A patient with symptoms and/or signs suggesting liver dysfunction, or in whom an abnormal liver function test has occurred, should be evaluated for persistently abnormal liver function tests. If persistently abnormal liver function tests (three times the upper limit of normal) are detected, it should be discontinued. It should be used with caution in patients who have previously experienced acute asthmatic attacks, urticaria, or rhinitis, which were precipitated by salicylates or non-selective cyclooxygenase inhibitors. It may mask fever, which is a sign of infection. The physician should be aware of this when using it in patients being treated for infection.

Side effects
Side-effects may include dry mouth, taste disturbance, mouth ulcers, flatulence, constipation, appetite and weight changes, chest pain, fatigue, influenza-like syndrome, myalgia etc may occur.

Use in pregnancy & lactation
As with other drugs known to inhibit prostaglandin synthesis, use of it should be avoided in late pregnancy because it may cause premature closure of the ductus arteriosus. It should be used during the first two trimesters of pregnancy only if the potential benefit justifies the potential risk to the foetus. It is not known whether this drug is excreted in human milk.

Use in children & adolescents
Etoricoxib is contra-indicated in children and adolescents under 16 years of age.

Drug interaction
Oral anticoagulants, diuretics and ACE inhibitors, Acetylsalicylic acid, Cyclosporin and Tacrolimus, Lithium, Methotrexate, oral contraceptives, Prednisone/Prednisolone, Digoxin, drugs metabolized by sulfotransferases (Ethinyl Estradiol), drugs metabolized by CYP isoenzymes, Ketoconazole, Rifampicin, and Antacids have interaction with Etoricoxib.

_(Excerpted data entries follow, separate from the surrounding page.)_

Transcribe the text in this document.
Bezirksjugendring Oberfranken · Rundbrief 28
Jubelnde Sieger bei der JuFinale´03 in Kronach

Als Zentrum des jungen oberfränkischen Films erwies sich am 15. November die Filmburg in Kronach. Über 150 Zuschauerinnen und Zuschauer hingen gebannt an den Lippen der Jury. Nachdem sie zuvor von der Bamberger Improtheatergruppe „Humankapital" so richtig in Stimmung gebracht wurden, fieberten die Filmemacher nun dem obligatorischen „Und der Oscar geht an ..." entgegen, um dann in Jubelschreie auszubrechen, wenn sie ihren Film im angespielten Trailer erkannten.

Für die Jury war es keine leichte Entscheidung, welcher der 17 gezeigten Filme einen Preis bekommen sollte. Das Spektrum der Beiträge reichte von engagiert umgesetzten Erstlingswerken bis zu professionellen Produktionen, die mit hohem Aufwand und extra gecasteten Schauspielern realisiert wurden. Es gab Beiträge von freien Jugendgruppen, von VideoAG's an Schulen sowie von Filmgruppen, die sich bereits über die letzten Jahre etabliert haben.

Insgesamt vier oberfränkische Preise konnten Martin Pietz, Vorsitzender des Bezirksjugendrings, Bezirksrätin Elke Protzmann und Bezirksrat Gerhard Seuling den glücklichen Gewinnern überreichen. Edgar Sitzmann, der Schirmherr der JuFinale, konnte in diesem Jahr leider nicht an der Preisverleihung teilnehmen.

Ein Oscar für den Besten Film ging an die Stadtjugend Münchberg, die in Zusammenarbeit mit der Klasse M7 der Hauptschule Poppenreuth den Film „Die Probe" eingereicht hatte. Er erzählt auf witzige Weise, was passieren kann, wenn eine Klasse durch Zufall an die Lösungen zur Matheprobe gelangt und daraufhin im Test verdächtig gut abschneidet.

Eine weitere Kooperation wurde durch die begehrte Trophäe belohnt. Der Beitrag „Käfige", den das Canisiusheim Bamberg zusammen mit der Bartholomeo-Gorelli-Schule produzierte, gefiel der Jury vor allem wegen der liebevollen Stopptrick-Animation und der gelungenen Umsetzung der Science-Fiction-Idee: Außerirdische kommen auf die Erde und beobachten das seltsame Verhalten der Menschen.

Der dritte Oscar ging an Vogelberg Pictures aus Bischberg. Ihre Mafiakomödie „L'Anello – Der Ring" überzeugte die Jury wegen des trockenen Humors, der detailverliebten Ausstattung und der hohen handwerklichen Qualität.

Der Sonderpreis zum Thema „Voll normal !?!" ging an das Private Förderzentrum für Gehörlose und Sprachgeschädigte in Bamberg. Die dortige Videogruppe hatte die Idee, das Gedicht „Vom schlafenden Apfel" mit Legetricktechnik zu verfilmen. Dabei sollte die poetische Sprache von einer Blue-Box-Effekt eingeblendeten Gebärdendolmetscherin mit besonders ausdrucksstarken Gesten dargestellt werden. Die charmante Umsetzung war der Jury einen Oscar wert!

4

In clinical studies, administration of single doses of etoricoxib up to 500 mg and multiple doses up to 150 mg/day for 21 days did not result in significant toxicity. There have been reports of acute overdosage with etoricoxib, although adverse experiences were not reported in the majority of cases. The most frequently observed adverse experiences were consistent with the safety profile for etoricoxib (e.g. gastrointestinal events, cardiorenal events).

In the event of overdose, it is reasonable to employ the usual supportive measures, e.g., remove unabsorbed material from the GI tract, employ clinical monitoring, and institute supportive therapy, if required.

Keep out of the reach of children. Keep below 30°C, protect from light.

Ezepain 90 mg tablet: Each box contains 3x10's tablet in blister pack.
Ezepain 120 mg tablet: Each box contains 2x10's tablet in blister pack.